The World Is Flat is Thomas L. Friedman’s account of the great changes taking place in our time, as lightning-swift advances in technology and communications put people all over the globe in touch as never before—creating an explosion of wealth in India and China, and challenging the rest of us to run even faster just to stay in place. This updated and expanded edition features more than a hundred pages of fresh reporting and commentary, drawn from Friedman’s travels around the world and across the American heartland—from anyplace where the flattening of the world is being felt.

In The World Is Flat, Friedman at once shows “how and why globalization has now shifted into warp drive” (Robert Wright, Slate) and brilliantly demystifies the new flat world for readers, allowing them to make sense of the often bewildering scene unfolding before their eyes. With his inimitable ability to translate complex foreign policy and economic issues, he explains how the flattening of the world happened at the dawn of the twenty-first century; what it means to countries, companies, communities, and individuals; how governments and societies can, and must, adapt; and why terrorists want to stand in the way. More than ever, The World Is Flat is an essential update on globalization, its successes and discontents, powerfully illuminated by one of our most respected journalists.


Download Description
The Pulitzer Prize-winning New York Times columnist gives a bold, timely, and surprising picture of the state of globalization in the twenty-first century

From the Back Cover

“One mark of a great book is that it makes you see things in a new way, and Mr.

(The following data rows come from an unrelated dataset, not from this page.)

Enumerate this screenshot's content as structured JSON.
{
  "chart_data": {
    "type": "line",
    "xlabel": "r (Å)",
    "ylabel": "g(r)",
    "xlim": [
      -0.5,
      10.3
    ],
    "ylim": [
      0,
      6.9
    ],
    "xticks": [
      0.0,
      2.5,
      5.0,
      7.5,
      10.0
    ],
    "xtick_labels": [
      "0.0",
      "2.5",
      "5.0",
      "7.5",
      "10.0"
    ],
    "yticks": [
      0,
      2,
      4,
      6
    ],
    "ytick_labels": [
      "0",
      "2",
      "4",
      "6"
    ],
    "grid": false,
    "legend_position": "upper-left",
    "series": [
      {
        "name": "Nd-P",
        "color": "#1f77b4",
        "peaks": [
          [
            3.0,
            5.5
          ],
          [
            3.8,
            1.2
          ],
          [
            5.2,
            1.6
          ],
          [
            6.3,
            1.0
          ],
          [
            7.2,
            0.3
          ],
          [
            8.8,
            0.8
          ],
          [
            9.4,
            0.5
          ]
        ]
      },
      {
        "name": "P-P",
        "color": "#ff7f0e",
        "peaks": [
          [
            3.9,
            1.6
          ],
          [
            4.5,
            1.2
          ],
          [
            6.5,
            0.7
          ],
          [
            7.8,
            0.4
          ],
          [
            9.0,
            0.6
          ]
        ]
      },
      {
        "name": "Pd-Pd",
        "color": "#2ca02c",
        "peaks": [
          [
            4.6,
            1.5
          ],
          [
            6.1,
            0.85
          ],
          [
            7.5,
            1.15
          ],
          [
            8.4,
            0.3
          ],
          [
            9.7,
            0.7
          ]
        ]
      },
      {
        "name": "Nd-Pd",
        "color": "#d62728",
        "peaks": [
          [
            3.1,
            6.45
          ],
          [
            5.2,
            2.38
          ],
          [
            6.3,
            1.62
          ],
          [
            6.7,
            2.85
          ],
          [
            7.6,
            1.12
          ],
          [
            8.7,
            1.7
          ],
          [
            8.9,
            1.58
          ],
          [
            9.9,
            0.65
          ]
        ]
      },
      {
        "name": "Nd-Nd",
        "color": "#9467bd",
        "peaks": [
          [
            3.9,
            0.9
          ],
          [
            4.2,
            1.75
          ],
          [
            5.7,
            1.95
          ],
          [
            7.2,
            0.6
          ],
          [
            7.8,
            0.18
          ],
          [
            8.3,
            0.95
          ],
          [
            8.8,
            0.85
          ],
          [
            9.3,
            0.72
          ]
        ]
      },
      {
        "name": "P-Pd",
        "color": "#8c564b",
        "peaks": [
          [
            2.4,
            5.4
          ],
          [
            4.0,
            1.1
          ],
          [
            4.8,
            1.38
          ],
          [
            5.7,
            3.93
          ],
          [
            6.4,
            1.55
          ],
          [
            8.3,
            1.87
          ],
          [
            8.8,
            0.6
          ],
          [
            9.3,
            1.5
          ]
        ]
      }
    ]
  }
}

Friedman certainly succeeds in that goal,” the Nobel laureate Joseph E. Stiglitz wrote in The New York Times, reviewing The World Is Flat in 2005. For this updated and expanded edition, Friedman has seen his own book in a new way, bringing fresh stories and insights to help us understand the flattening of the world. New material includes:

• The reasons why the flattening of the world “will be seen in time as one of those fundamental shifts or inflection points, like Gutenberg’s invention of the printing press, the rise of the nation-state, or the Industrial Revolution”

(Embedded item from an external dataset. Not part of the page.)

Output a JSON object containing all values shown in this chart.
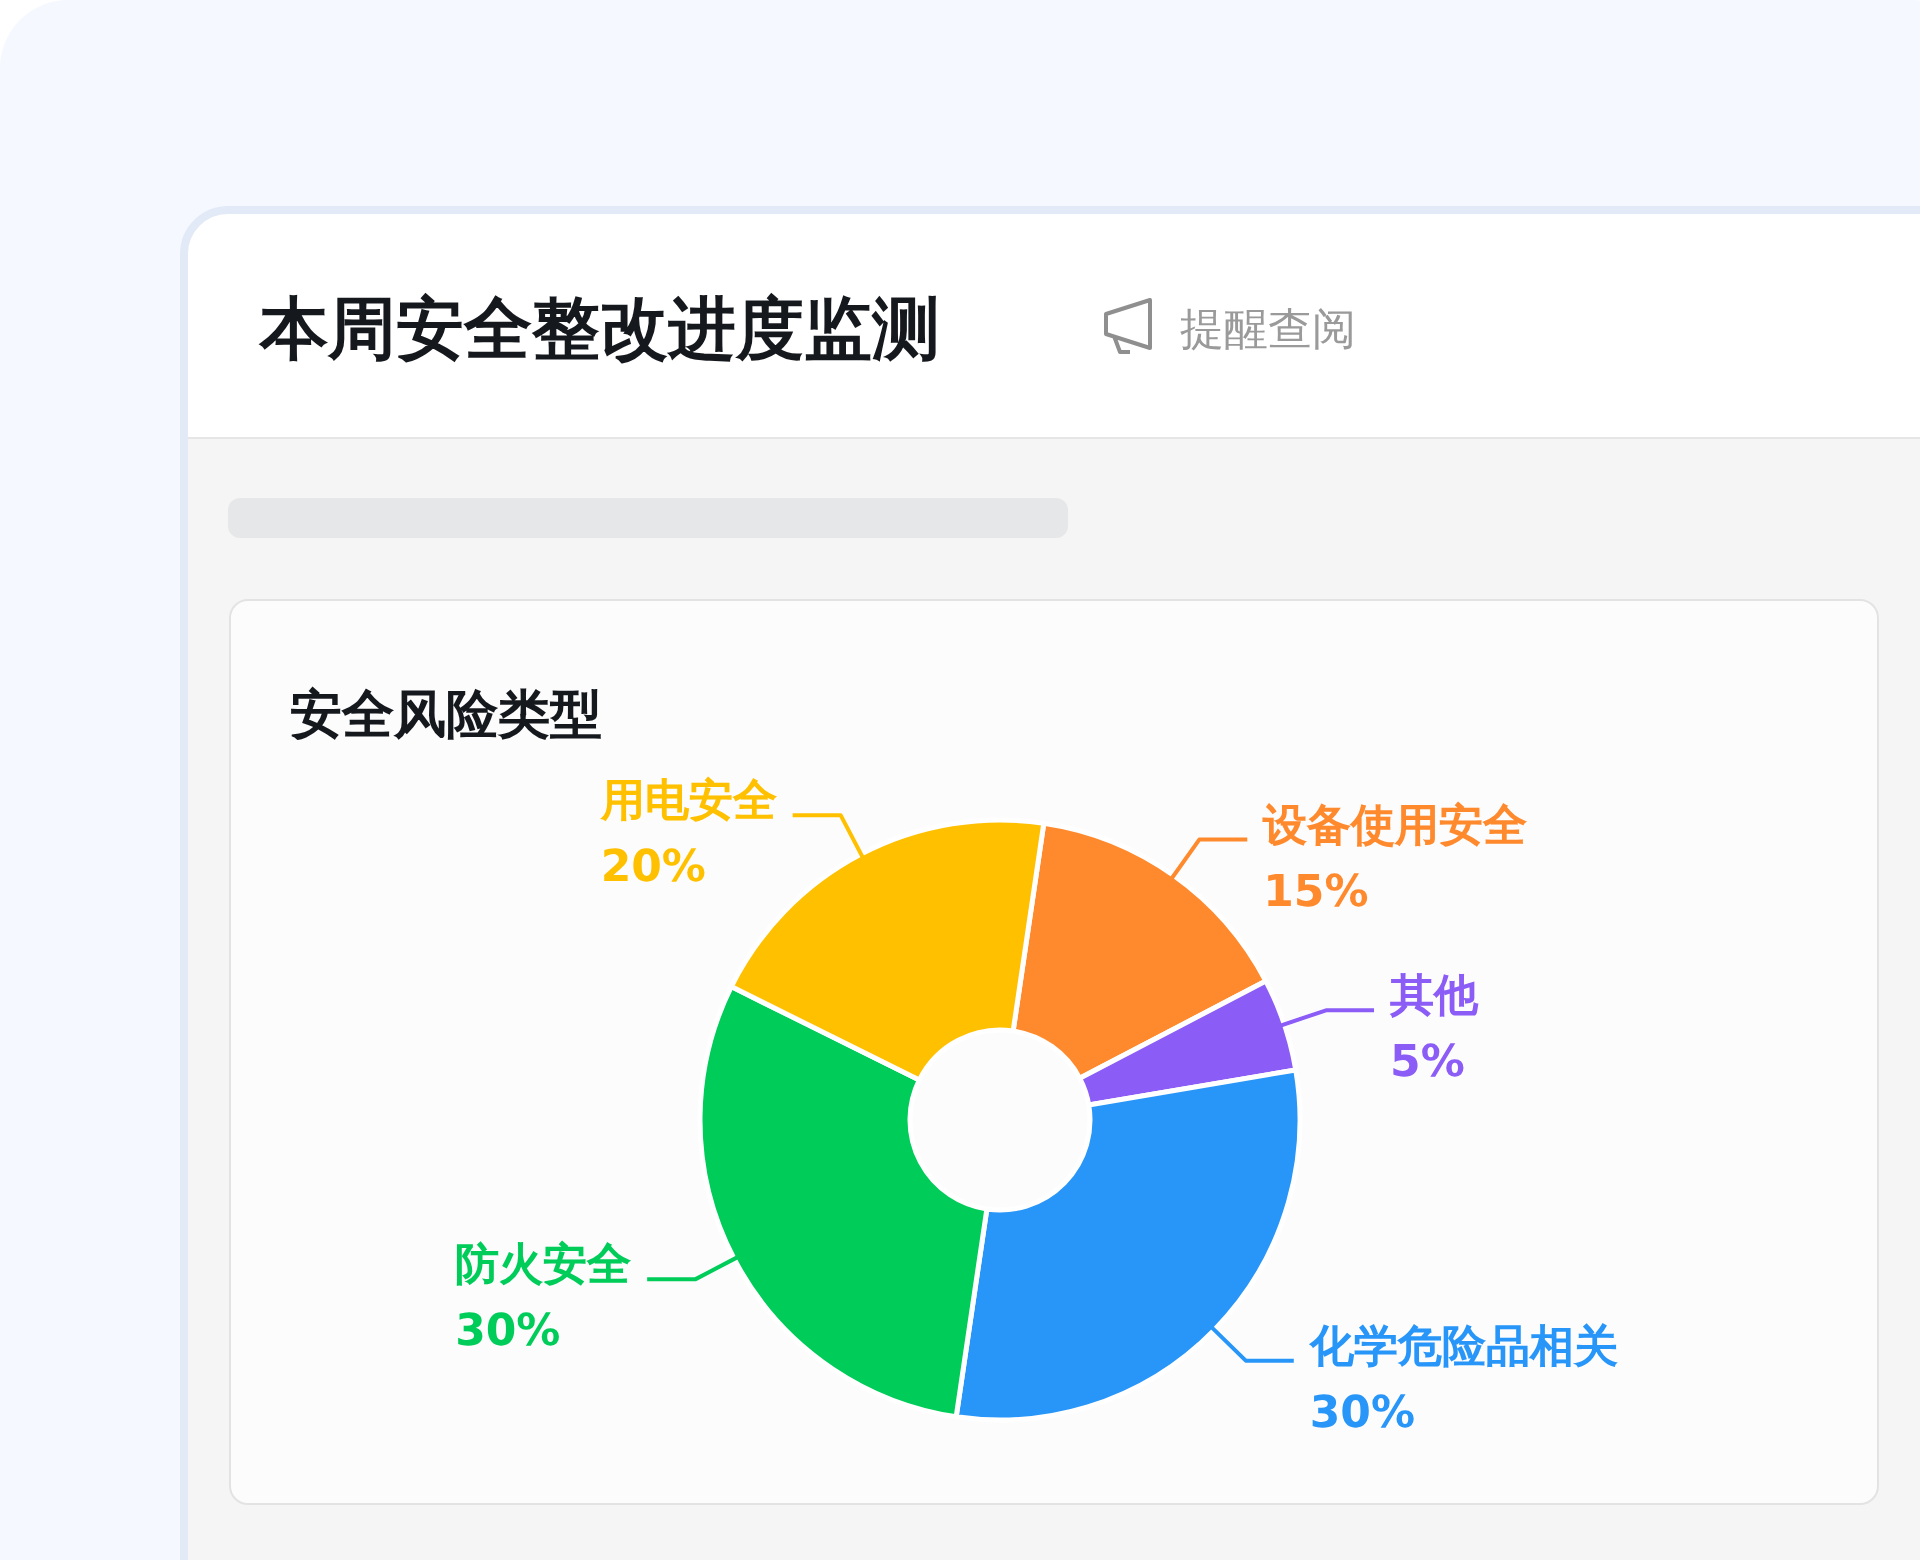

• An explanation of “uploading” as one of the ten forces that are flattening the world, as blogging, open-source software, pooled knowledge projects like Wikipedia, and podcasting enable individuals to bring their experiences and opinions to the whole world

• A mapping of the New Middle—the places and spaces in the flat world where
middle-class jobs will be found—and portraits of the character types who will find success as New Middlers

•An account of the qualities American parents and teachers need to cultivate in young people so that they will be able to thrive in the flat world

•A call for a government-led “geo-green” strategy to preserve the environment and natural resources

•An account of the “globalization of the local”: how the flattening of the world is actually strengthening local and regional identities rather than homogenizing the world


About the Author

Thomas L. Friedman has won the Pulitzer Prize three times for his work at The New York Times, where he serves as the foreign affairs columnist. He is the author of three previous books, all of them bestsellers: From Beirut to Jerusalem, winner of the National Book Award for nonfiction; The Lexus and the Olive Tree: Understanding Globalization; and Longitudes and Attitudes: Exploring the World After September 11. In 2005 The World Is Flat was given the first Financial Times and Goldman Sachs Business Book of the Year Award, and Friedman was named one of America’s Best Leaders by U.S. News & World Report. He lives in Bethesda, Maryland, with his family.